Some patients who survived severe prolonged episodes were left with lasting memory problems. Seizures and loss of consciousness are the most immediate dangers during an episode, and in rare cases, untreated severe hypoglycemia can be fatal.

How to Treat a Low Blood Sugar Episode

For mild to moderate episodes where you’re still alert and able to swallow, the standard approach is the 15-15 rule recommended by the CDC: eat or drink 15 grams of fast-acting carbohydrates, wait 15 minutes, then check your blood sugar again. If it’s still below 70 mg/dL, repeat. Good sources of 15 grams of fast-acting carbs include four glucose tablets, half a cup of juice or regular soda, or a tablespoon of honey.

The key word is “fast-acting.” You want sugar that hits your bloodstream quickly, not a complex meal with protein and fat that takes time to digest. Once your blood sugar stabilizes, follow up with a more substantial snack or meal to keep it from dropping again.

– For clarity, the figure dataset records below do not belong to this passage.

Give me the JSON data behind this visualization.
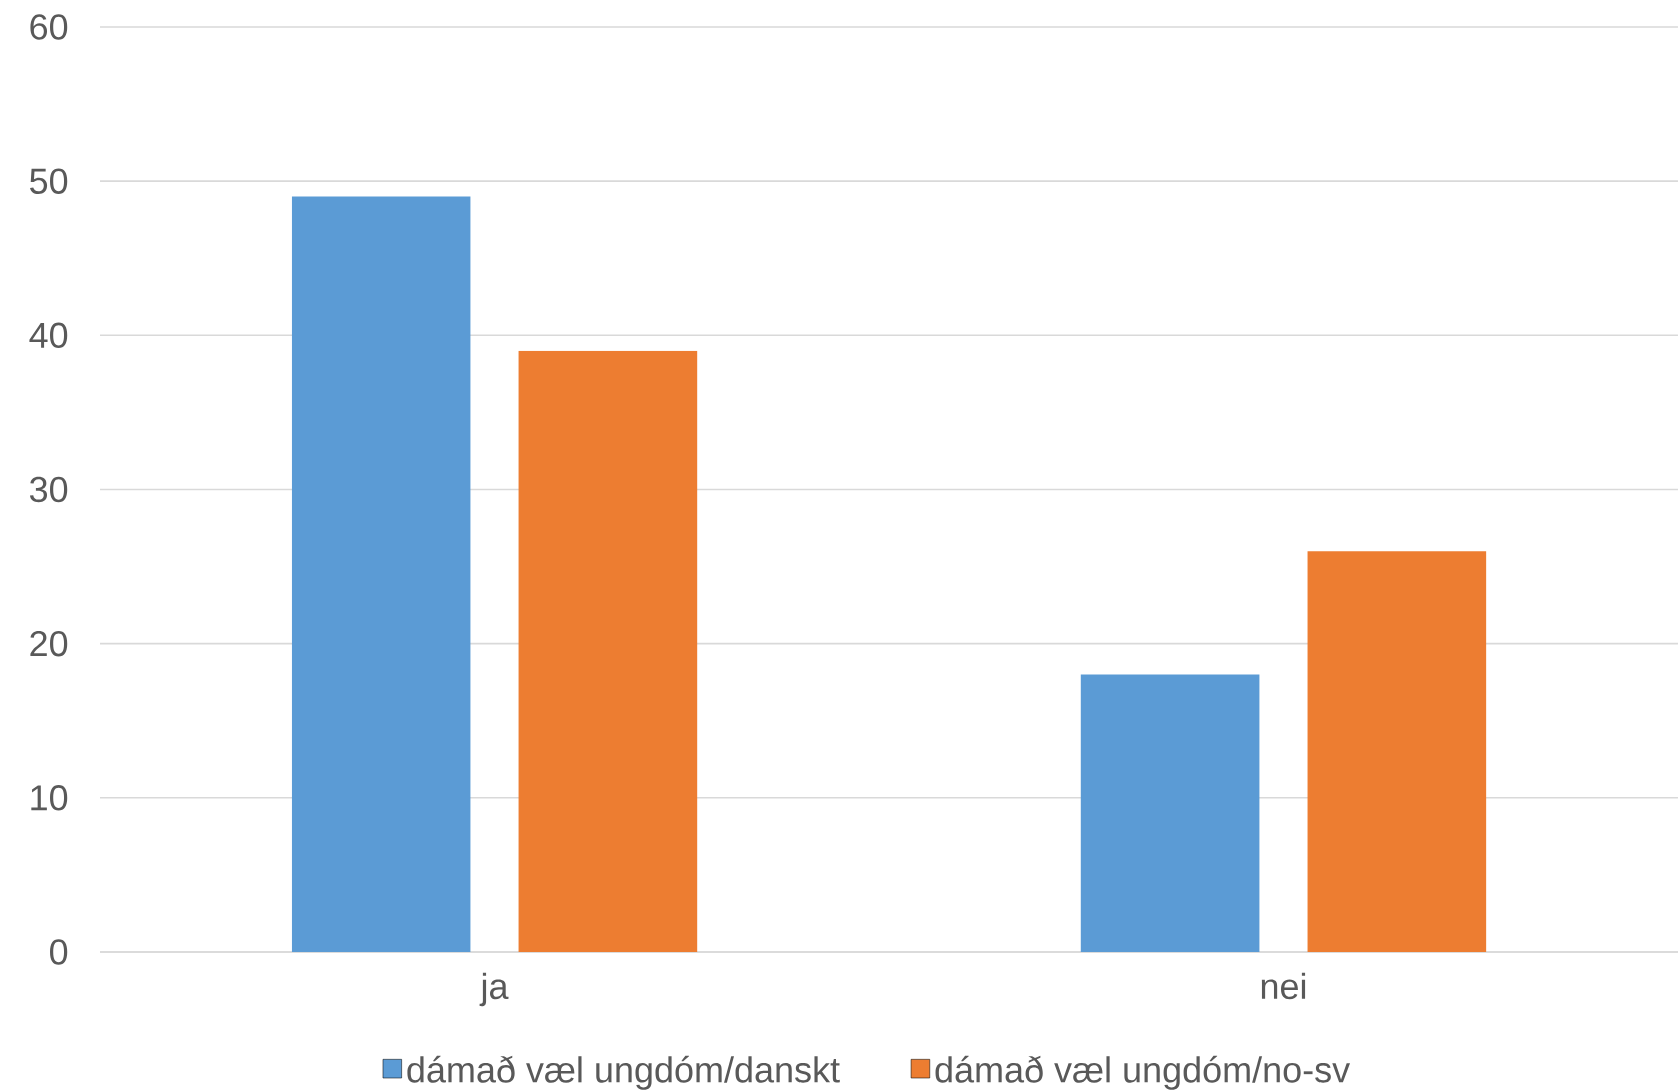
{
  "chart_data": {
    "type": "bar",
    "categories": [
      "ja",
      "nei"
    ],
    "series": [
      {
        "name": "dámað væl ungdóm/danskt",
        "color": "#5b9bd5",
        "values": [
          49,
          18
        ]
      },
      {
        "name": "dámað væl ungdóm/no-sv",
        "color": "#ed7d31",
        "values": [
          39,
          26
        ]
      }
    ],
    "ylim": [
      0,
      60
    ],
    "yticks": [
      0,
      10,
      20,
      30,
      40,
      50,
      60
    ],
    "grid": "y",
    "legend": "bottom"
  }
}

Severe episodes, where someone is unconscious, seizing, or too confused to eat safely, require a different response. Putting food or liquid in the mouth of someone who can’t swallow properly creates a choking risk. This is where emergency glucagon comes in. Glucagon is a prescription product that people with diabetes at risk of severe lows should keep on hand and make sure the people around them know how to use. It works by signaling the liver to dump its glucose stores into the bloodstream. If there’s no response after 15 minutes, a second dose can be given while waiting for emergency medical help.

Why Some People Stop Feeling the Warning Signs

One of the more dangerous complications of repeated low blood sugar is that your body gradually stops sounding the alarm. Normally, that rush of adrenaline at 70 mg/dL produces obvious symptoms: shaking, sweating, a pounding heart. But when your brain is exposed to low glucose levels over and over, it recalibrates what it considers “low.” The adrenaline response gets blunted, and you lose the early warning signs that would normally prompt you to eat something.

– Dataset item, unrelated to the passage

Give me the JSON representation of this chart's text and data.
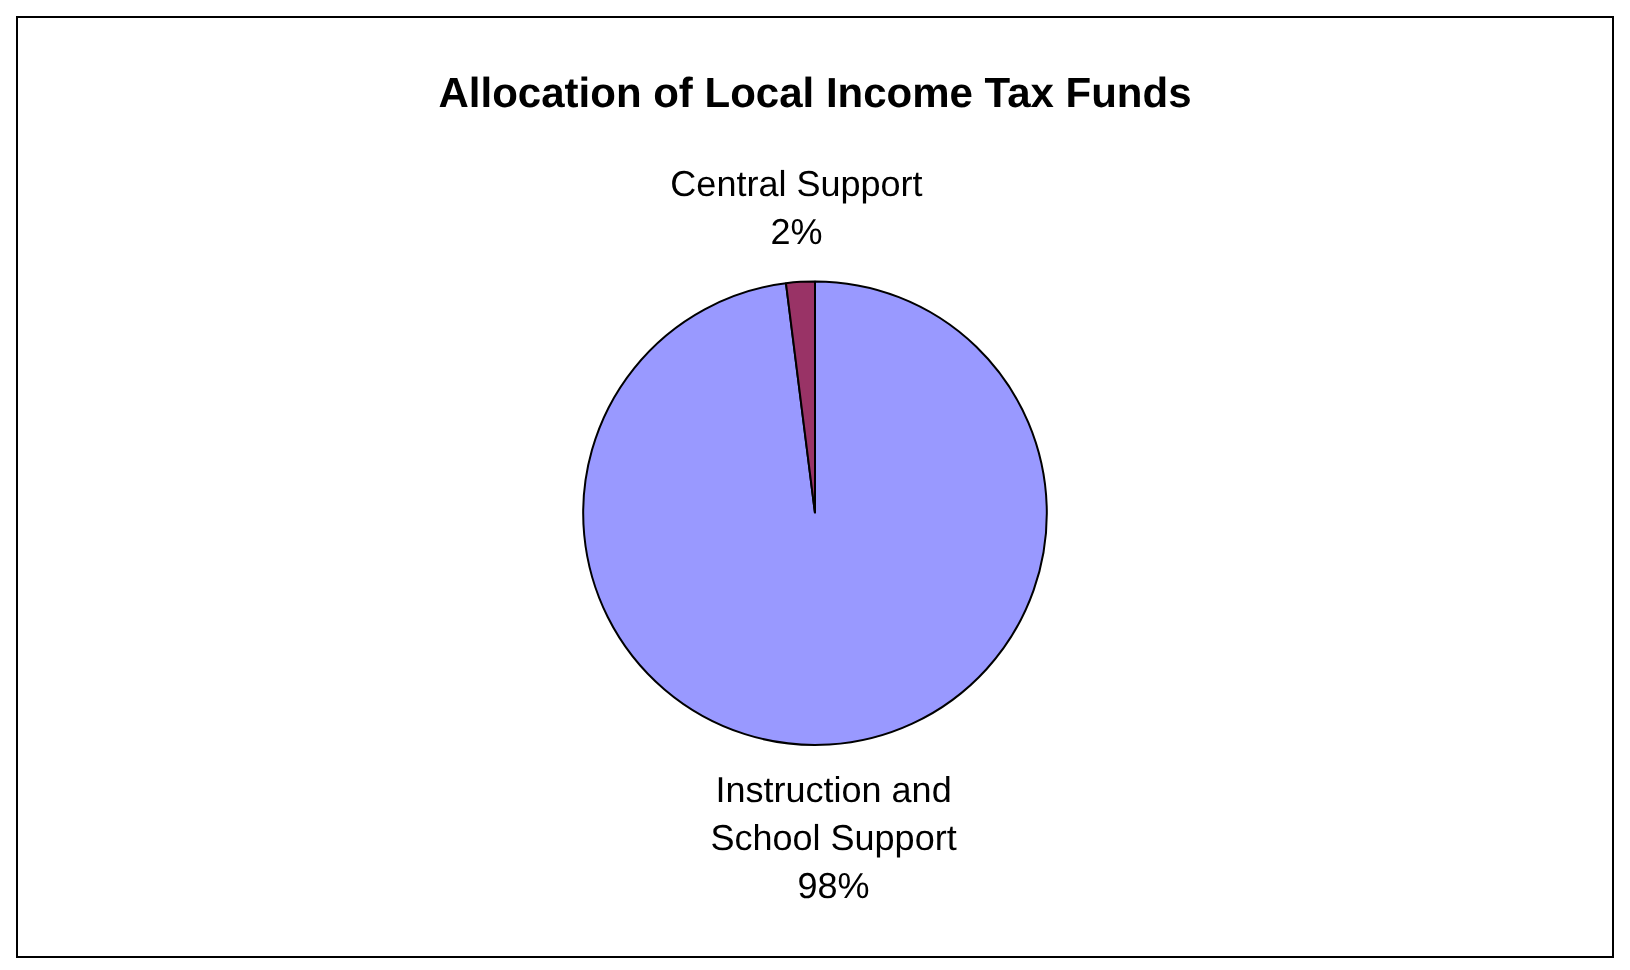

This is most common in people with type 1 diabetes or long-standing type 2 diabetes who have frequent hypoglycemic episodes. It creates a vicious cycle: without symptoms, you don’t catch the low early, it drops further, and each severe episode makes the unawareness worse. People in this situation often need to check their blood sugar more frequently or use a continuous glucose monitor that can alert them when levels start trending down.

Preventing Lows Before They Happen

If you take insulin or medications that can lower blood sugar, consistency matters. Eating on a regular schedule, checking your levels before and after exercise, and understanding how alcohol delays your liver’s ability to release glucose are all practical ways to reduce risk. Alcohol is particularly tricky because its effects on blood sugar can be delayed by hours, sometimes causing a low in the middle of the night.

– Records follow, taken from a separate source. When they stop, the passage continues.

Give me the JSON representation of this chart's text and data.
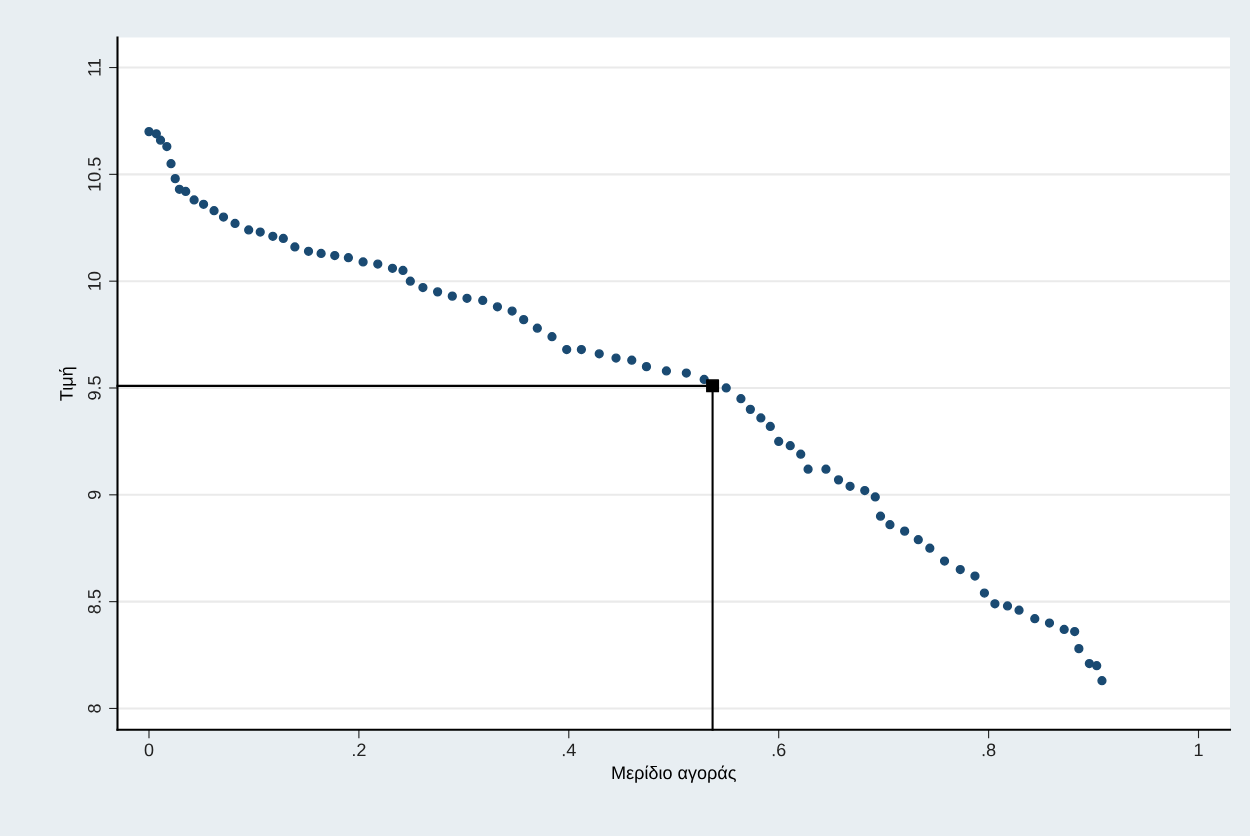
{
  "chart_data": {
    "type": "scatter",
    "xlabel": "Μερίδιο αγοράς",
    "ylabel": "Τιμή",
    "xlim": [
      -0.03,
      1.03
    ],
    "ylim": [
      7.9,
      11.14
    ],
    "xticks": [
      0,
      {
        "value": 0.2,
        "label": ".2"
      },
      {
        "value": 0.4,
        "label": ".4"
      },
      {
        "value": 0.6,
        "label": ".6"
      },
      {
        "value": 0.8,
        "label": ".8"
      },
      1
    ],
    "yticks": [
      8,
      8.5,
      9,
      9.5,
      10,
      10.5,
      11
    ],
    "grid": "y",
    "marker": "circle",
    "series": [
      {
        "type": "line",
        "color": "#000000",
        "marker": "none",
        "x": [
          -0.03,
          0.537,
          0.537
        ],
        "values": [
          9.51,
          9.51,
          7.9
        ]
      },
      {
        "color": "#1a4a72",
        "x": [
          0,
          0.007,
          0.011,
          0.017,
          0.021,
          0.025,
          0.029,
          0.035,
          0.043,
          0.052,
          0.062,
          0.071,
          0.082,
          0.095,
          0.106,
          0.118,
          0.128,
          0.139,
          0.152,
          0.164,
          0.177,
          0.19,
          0.204,
          0.218,
          0.232,
          0.242,
          0.249,
          0.261,
          0.275,
          0.289,
          0.303,
          0.318,
          0.332,
          0.346,
          0.357,
          0.37,
          0.384,
          0.398,
          0.412,
          0.429,
          0.445,
          0.46,
          0.474,
          0.493,
          0.512,
          0.529,
          0.55,
          0.564,
          0.573,
          0.583,
          0.592,
          0.6,
          0.611,
          0.621,
          0.628,
          0.645,
          0.657,
          0.668,
          0.682,
          0.692,
          0.697,
          0.706,
          0.72,
          0.733,
          0.744,
          0.758,
          0.773,
          0.787,
          0.796,
          0.806,
          0.818,
          0.829,
          0.844,
          0.858,
          0.872,
          0.882,
          0.886,
          0.896,
          0.903,
          0.908
        ],
        "values": [
          10.7,
          10.69,
          10.66,
          10.63,
          10.55,
          10.48,
          10.43,
          10.42,
          10.38,
          10.36,
          10.33,
          10.3,
          10.27,
          10.24,
          10.23,
          10.21,
          10.2,
          10.16,
          10.14,
          10.13,
          10.12,
          10.11,
          10.09,
          10.08,
          10.06,
          10.05,
          10.0,
          9.97,
          9.95,
          9.93,
          9.92,
          9.91,
          9.88,
          9.86,
          9.82,
          9.78,
          9.74,
          9.68,
          9.68,
          9.66,
          9.64,
          9.63,
          9.6,
          9.58,
          9.57,
          9.54,
          9.5,
          9.45,
          9.4,
          9.36,
          9.32,
          9.25,
          9.23,
          9.19,
          9.12,
          9.12,
          9.07,
          9.04,
          9.02,
          8.99,
          8.9,
          8.86,
          8.83,
          8.79,
          8.75,
          8.69,
          8.65,
          8.62,
          8.54,
          8.49,
          8.48,
          8.46,
          8.42,
          8.4,
          8.37,
          8.36,
          8.28,
          8.21,
          8.2,
          8.13
        ]
      },
      {
        "type": "scatter",
        "color": "#000000",
        "marker": "square",
        "x": [
          0.537
        ],
        "values": [
          9.51
        ]
      }
    ]
  }
}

For people with reactive hypoglycemia who don’t have diabetes, eating smaller, more frequent meals that include protein and fiber alongside carbohydrates can help prevent the rapid blood sugar spikes and crashes that trigger symptoms. Keeping a food diary to identify patterns in what triggers episodes is often one of the most useful first steps.

Anyone who has experienced a severe episode or who is losing awareness of their low blood sugar symptoms should make sure the people they live and work with know what hypoglycemia looks like and how to respond, including where emergency glucagon is stored and how to use it.